Emmanuel Macron affirme que « les choses n’ont pas changé » depuis 2017
Lors d’une visite au Monténégro ce jeudi 4 juin, Emmanuel Macron a déclaré que la situation concernant Xenia Fedorova n’avait pas évolué depuis 2017. En 2017, il avait évoqué la responsable en disant qu’elle était à l’époque à la tête d’une agence de propagande d’État russe.

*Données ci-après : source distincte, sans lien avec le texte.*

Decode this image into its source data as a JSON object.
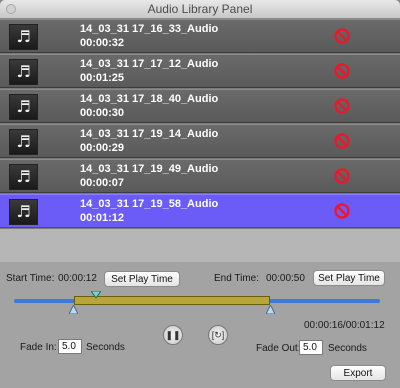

Elle était alors directrice de Russia Today France, une chaîne d’information qui a été interdite dans l’Union européenne en 2022, suite à l’invasion russe en Ukraine. Aujourd’hui, elle intervient comme chroniqueuse dans plusieurs médias appartenant au groupe de Vincent Bolloré.
Les déclarations d’Emmanuel Macron
Le président français a rappelé que, en 2017, il avait déjà dénoncé la présence de cette personne dans un média considéré comme une agence de propagande d’État russe. Il a précisé : « Je vous renvoie à ce que je disais à Versailles en juin 2017, en présence du président Poutine, devant une personne qui était à l’époque en charge prétendument d’un média, mais qui était une agence de propagande d’État. »
Il a insisté sur le fait que la situation n’avait pas changé : « Les choses n’ont pas changé. Je pense la même chose. » Emmanuel Macron a fait ces remarques lors d’un entretien avec le président du Monténégro, Jakov Milatovic, lors d’une visite axée notamment sur la lutte contre les ingérences étrangères.
Polémique autour du titre de séjour de Xenia Fedorova
Le renouvellement du titre de séjour de Xenia Fedorova en France pour 2024 a alimenté une controverse. La chroniqueuse, souvent perçue comme défendant les positions du Kremlin, a vu ses droits en France reconduits, ce qui a suscité de nombreuses réactions.
Emmanuel Macron a déclaré : « Ce n’est pas le président, par une décision souveraine, qui remet en cause ou accorde les titres de séjour. C’est une bonne chose. Il y a des règles et des procédures dans notre pays, elles doivent être respectées. »
Le ministre de l’Intérieur, Laurent Nuñez, a précisé qu’il n’y avait eu aucune intervention du gouvernement pour cette décision.
Les critiques politiques contre Xenia Fedorova
Plusieurs responsables politiques ont critiqué la présence de la chroniqueuse en France. Le ministre des Affaires étrangères, Jean-Noël Barrot, l’a qualifiée de « propagandiste patentée, relais de la désinformation du Kremlin ».
Des eurodéputés du groupe Renew ont demandé à l’Union européenne d’imposer des sanctions contre elle. Selon eux, elle diffuse des narratifs manipulatoires sur la guerre en Ukraine et l’Union européenne.
Édouard Philippe, candidat à la présidentielle de 2027, a estimé que relayer les positions de la Russie à Paris revient à critiquer la position de la France.
De son côté, Raphaël Glucksmann, leader de Place Publique, a suggéré qu’il faudrait lui « retirer le micro », la qualifiant d' »agente russe » au service d’un régime menaçant l’Europe.